In High School I took an acting class, but there was one day when the teacher told us to pick a monologue to perform, specifically not something spoken by a musician on-stage, and I forgot that detail and picked something by Arlo Guthrie. So the teacher took up the entire class period with an extended humiliation exercise.

Another time in High School a few friends of mine were going to do a comedy show at a bar; but one of them bailed at the last minute. So my friends were like, "Zack! You're going to go on stage and do stand-up! PLEEEEEASE!!!!" So I went on stage, and I believe there was no laughter at any point during my routine. The most humiliating part, however, was when the mother of one of my friends told me afterwards, "I though you were pretty good," and I said, "really??" I mean, I knew I'd been the worst bomb that bar had probably ever seen.
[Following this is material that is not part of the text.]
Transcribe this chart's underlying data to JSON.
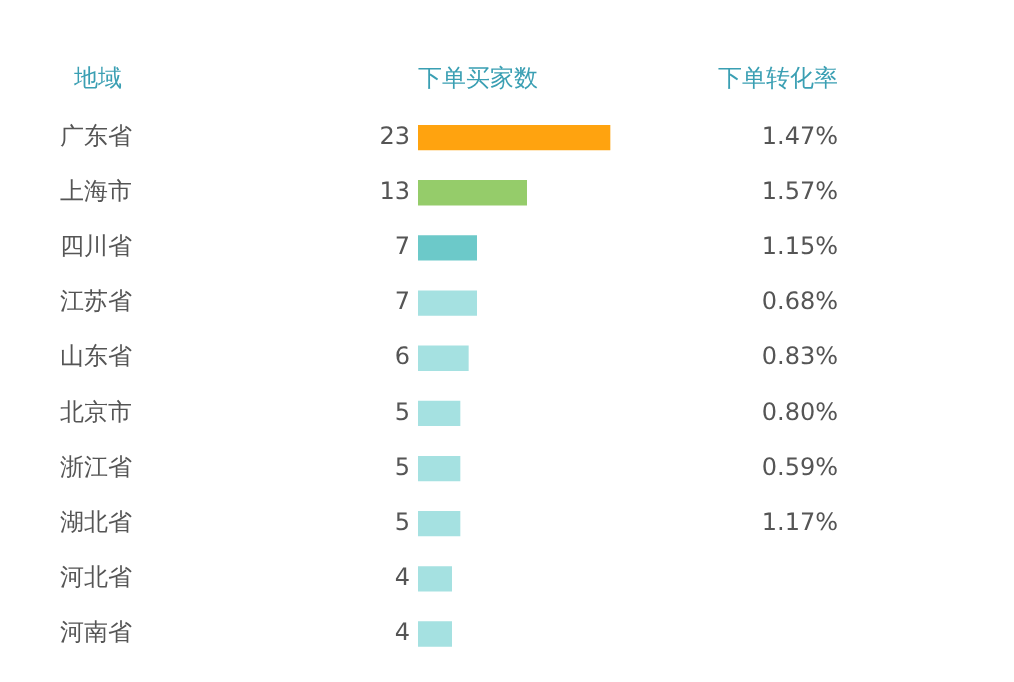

But still, someone throws me a little bone to mitigate the weight of eternal shame, and I just swallowed it whole. And as I was swallowing it, I thought to myself, "I just had the most pathetic response to someone throwing me a bone that I could possibly have had."

Occasionally I've been invited to professional conferences in my adulthood, and nowadays I just turn them down flat. You couldn't drag me into a panel discussion in front of people. Forget it! Thank you very much, I appreciate that there's possibly some money in it for me, but I'd rather just stay in my room listening to my latest recording of fingernails on chalkboards.

And here I am about to appear on "Chess Now". Why am I doing this? Well, partly it's because I like and trust Phil, partly because I've been playing chess all my life and have some interesting stories that may or may not come up during the show, partly it's because TV production is fascinating, and partly it's because it's possible that a future episode might be about another game I love and adore and created myself. So it's a mixture of various motivations that's brought me to the point of braving the waters of total humiliation yet again. Yay!